All eyes are now on the composition of Tunisia’s new transitional government. Its primary purpose is to prepare for democratic elections so that Tunisians can decide who should represent them in the long term. The makeup of the government is crucial: people must have confidence that it is preparing the elections in good faith.
Without such confidence there could be turmoil and unrest at every stage in the coming months. The preparation of genuinely democratic elections requires nothing less than a systematic overhaul of the country’s electoral laws and practices, which are deeply flawed after decades of dictatorship.
First, efforts must be made to create a level playing field for political contestants. The announcement on releasing political prisoners and lifting restrictions on press freedoms, human rights groups and political party registration is an important step forward. This must be effectively and speedily implemented. Freedom of speech and assembly must be fully respected so that people can freely express their opinions and organise political campaigns.
Discussions on electoral reforms must include a wide range of stakeholders to agree an improved framework to regulate the conduct of the elections. Given the urgency of the situation, the transitional government may be tempted to use the old electoral law or to proceed without consultation.

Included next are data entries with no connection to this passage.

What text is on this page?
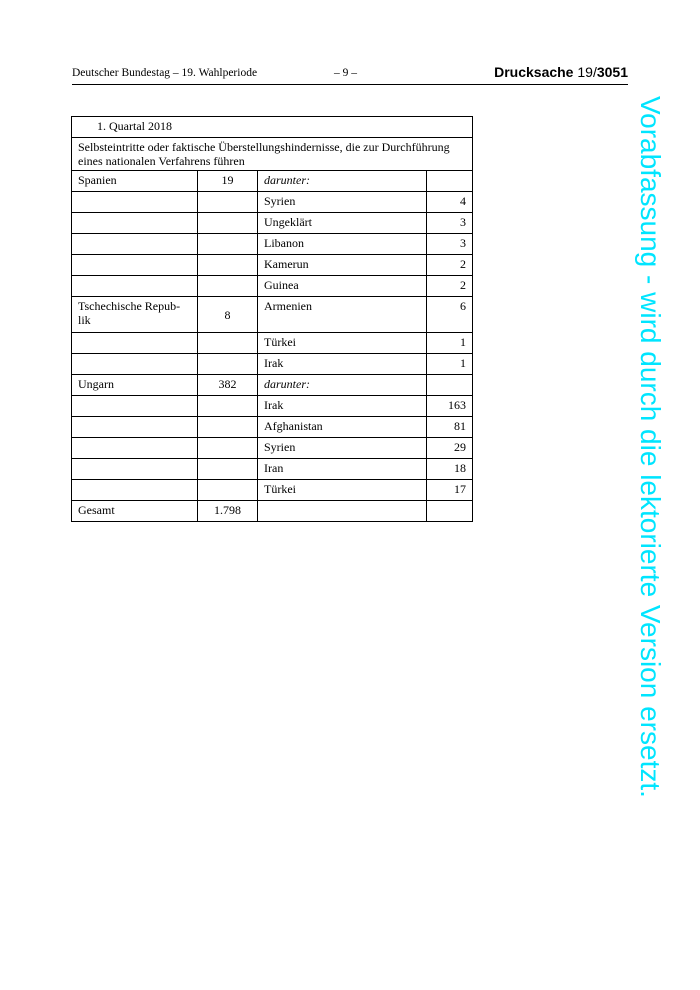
Deutscher Bundestag – 19. Wahlperiode	– 9 –	Drucksache 19/3051
1. Quartal 2018			
Selbsteintritte oder faktische Überstellungshindernisse, die zur Durchführung eines nationalen Verfahrens führen			
Spanien	19	darunter:	
		Syrien	4
		Ungeklärt	3
		Libanon	3
		Kamerun	2
		Guinea	2
Tschechische Repub-
lik	8	Armenien	6
		Türkei	1
		Irak	1
Ungarn	382	darunter:	
		Irak	163
		Afghanistan	81
		Syrien	29
		Iran	18
		Türkei	17
Gesamt	1.798			Vorabfassung - wird durch die lektorierte Version ersetzt.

But either of these steps is likely to undermine public and international trust in the integrity of the elections.
The opposition has already demanded the creation of an impartial body to supervise elections. It is right. Past elections were organised by the interior ministry which, although technically competent, was not impartial. A new election body must have wide powers, be broad-based, and command the confidence of political stakeholders and the wider public.
Given current time constraints, a new election body will not be able to develop the capacity to organise the elections. However, it can make all the major decisions and supervise implementation by the public administration, which has the necessary technical means to run elections. The 2007 transition elections in Mauritania were successfully conducted within such a framework.
An election body would need to look at the voter registers. While Tunisia has the capacity to establish a reliable register, there have been allegations that some groups of potential opposition supporters, such as young urban voters, were deliberately excluded from the lists. The accuracy of the existing lists should be carefully reviewed and the new register publicly displayed.
Candidates and parties should be given proper access to the media, in particular public channels, which should be committed to fair coverage. Generous free airtime should be provided so that new parties and candidates can present their platforms. Public campaign finance should be available to offset the likely financial advantages of those who were allied to the Ben Ali regime. Both campaign expenditure and media coverage should be carefully regulated, with the latter independently monitored.
Transparency is required in all aspects of the process and must be open to scrutiny by media, civil society and Tunisian and international election observers, as well as party representatives and candidates. Most important, the election body should conduct elections in an open and consultative manner. Election results should be immediately published in polling stations and posted on the internet.
Finally, a fair, accessible and timely process for adjudicating electoral disputes should be established. Again, this must command confidence among those participating in the elections and the wider public. Recently contested elections in Kenya, Haiti and Ivory Coast have demonstrated the price of getting this part of the electoral process wrong.
The key issue now is how fast all these things can be achieved. According to the constitution, the presidential election needs to take place by 15 March at the latest. This would leave precious little time to truly reform the electoral framework and provide parties and candidates with a chance to become known to the electorate. The alternative is to ignore the constitution and set a later election day. For the stability of the country, it will be important to have a degree of consensus on whatever decision is made.
In addition to the general framework, a specific provision requiring a presidential candidate to have the support of 30 members of the lower house of parliament or municipal mayors, which would give representatives of the old regime a say in determining who can stand, must be abolished before the presidential election is held.
As far as parliamentary elections are concerned, there is no deadline to be met. When deciding on the timing, competing considerations come into play. On the one hand, the momentum for change can get lost if elections are not held soon. On the other, they should not be held before the flaws in the electoral framework have been fixed.
The complicating factor with parliamentary elections is that, beyond arrangements to encourage a level playing field, the electoral system must be changed. Currently it ensures that one party will gain hegemonic control of parliament. In the past, parties of the legal opposition were merely allowed quotas of seats to create a democratic facade.
Given decades of repression, a real political-party spectrum has yet to emerge. A new election system should allow independent candidates to compete. It should also be designed to produce relatively proportional results so that all new political groupings have a chance of winning representation.
The elections will bring Tunisia to a crossroads. If they are open and credible, they will create the confidence and legitimacy required for genuine long-term stability. But if Tunisians view the elections as no more than political window-dressing, the country is bound to see more trouble and a “once in a generation” opportunity to establish a democracy will be wasted.